El procedimiento, formalizado en la Resolución 928/SECTE, permite que cualquiera de las partes solicite una mediación cuando hay riesgo de suspensiones o despidos. También puede iniciarse por iniciativa propia de la Secretaría de Trabajo y Empleo si detecta señales de alerta.
Una vez presentada la solicitud por plataforma digital, el Estado tiene 48 horas para revisarla. Si la admite, convoca a una primera audiencia cinco días después. Si no hay acuerdo, abre un período de negociación de diez días en el que busca propuestas que preserven los puestos de trabajo.
Mientras corre el procedimiento, las empresas no pueden ejecutar los despidos o suspensiones que habían planeado.
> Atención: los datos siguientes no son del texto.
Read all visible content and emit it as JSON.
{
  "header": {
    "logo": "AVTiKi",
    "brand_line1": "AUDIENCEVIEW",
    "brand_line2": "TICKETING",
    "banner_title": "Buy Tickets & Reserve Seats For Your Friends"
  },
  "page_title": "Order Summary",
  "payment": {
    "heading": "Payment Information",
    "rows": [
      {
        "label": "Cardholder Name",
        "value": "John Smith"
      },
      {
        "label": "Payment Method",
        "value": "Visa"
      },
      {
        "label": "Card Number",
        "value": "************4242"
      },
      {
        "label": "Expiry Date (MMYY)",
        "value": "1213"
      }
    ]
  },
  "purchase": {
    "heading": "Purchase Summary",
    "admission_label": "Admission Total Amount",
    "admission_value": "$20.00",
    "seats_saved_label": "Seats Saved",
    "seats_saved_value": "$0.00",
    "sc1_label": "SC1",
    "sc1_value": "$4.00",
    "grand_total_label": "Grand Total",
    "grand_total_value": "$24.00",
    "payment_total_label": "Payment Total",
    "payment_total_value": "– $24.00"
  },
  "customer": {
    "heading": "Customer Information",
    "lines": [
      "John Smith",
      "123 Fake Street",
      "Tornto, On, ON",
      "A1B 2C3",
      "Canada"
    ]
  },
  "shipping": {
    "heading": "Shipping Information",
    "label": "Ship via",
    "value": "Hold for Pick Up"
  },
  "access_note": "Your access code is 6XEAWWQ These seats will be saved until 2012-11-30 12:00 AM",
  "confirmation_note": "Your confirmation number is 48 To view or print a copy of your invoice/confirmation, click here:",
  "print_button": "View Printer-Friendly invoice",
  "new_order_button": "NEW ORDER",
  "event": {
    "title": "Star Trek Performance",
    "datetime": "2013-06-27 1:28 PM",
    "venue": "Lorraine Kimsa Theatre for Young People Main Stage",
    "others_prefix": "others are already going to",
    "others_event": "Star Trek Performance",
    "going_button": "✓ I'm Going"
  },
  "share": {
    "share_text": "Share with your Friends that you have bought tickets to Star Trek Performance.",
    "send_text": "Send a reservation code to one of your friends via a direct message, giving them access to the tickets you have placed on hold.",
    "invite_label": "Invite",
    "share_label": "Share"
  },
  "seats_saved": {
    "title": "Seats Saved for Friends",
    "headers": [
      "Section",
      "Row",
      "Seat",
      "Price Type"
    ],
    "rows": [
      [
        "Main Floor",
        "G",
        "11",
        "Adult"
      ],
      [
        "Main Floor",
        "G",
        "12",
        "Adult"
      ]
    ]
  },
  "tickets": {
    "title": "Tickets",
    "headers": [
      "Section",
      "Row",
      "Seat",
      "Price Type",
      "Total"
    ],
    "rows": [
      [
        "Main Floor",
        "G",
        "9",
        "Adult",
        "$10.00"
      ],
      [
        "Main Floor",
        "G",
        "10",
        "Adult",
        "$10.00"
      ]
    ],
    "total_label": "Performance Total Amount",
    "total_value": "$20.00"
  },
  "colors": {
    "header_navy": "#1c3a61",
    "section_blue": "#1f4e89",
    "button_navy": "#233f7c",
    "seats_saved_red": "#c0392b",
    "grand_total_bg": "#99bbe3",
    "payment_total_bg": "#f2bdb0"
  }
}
De esta forma, el Estado gana tiempo para encontrar soluciones.
Horacio Bueno, subsecretario de Trabajo y Empleo porteño, explicó que muchas crisis no significan que una empresa sea inviable. "Puede necesitar adaptarse a una transformación tecnológica o a un cambio en el mercado. Nuestro objetivo es buscar soluciones antes de que la única respuesta sea despedir trabajadores".
La medida responde a los cambios en el mundo laboral: incorporación de tecnología, nuevas formas de producción y transformaciones que históricamente derivaban automáticamente en pérdida de empleo. El gobierno apunta a que la modernización se haga mediante capacitación y acuerdos, no despidos.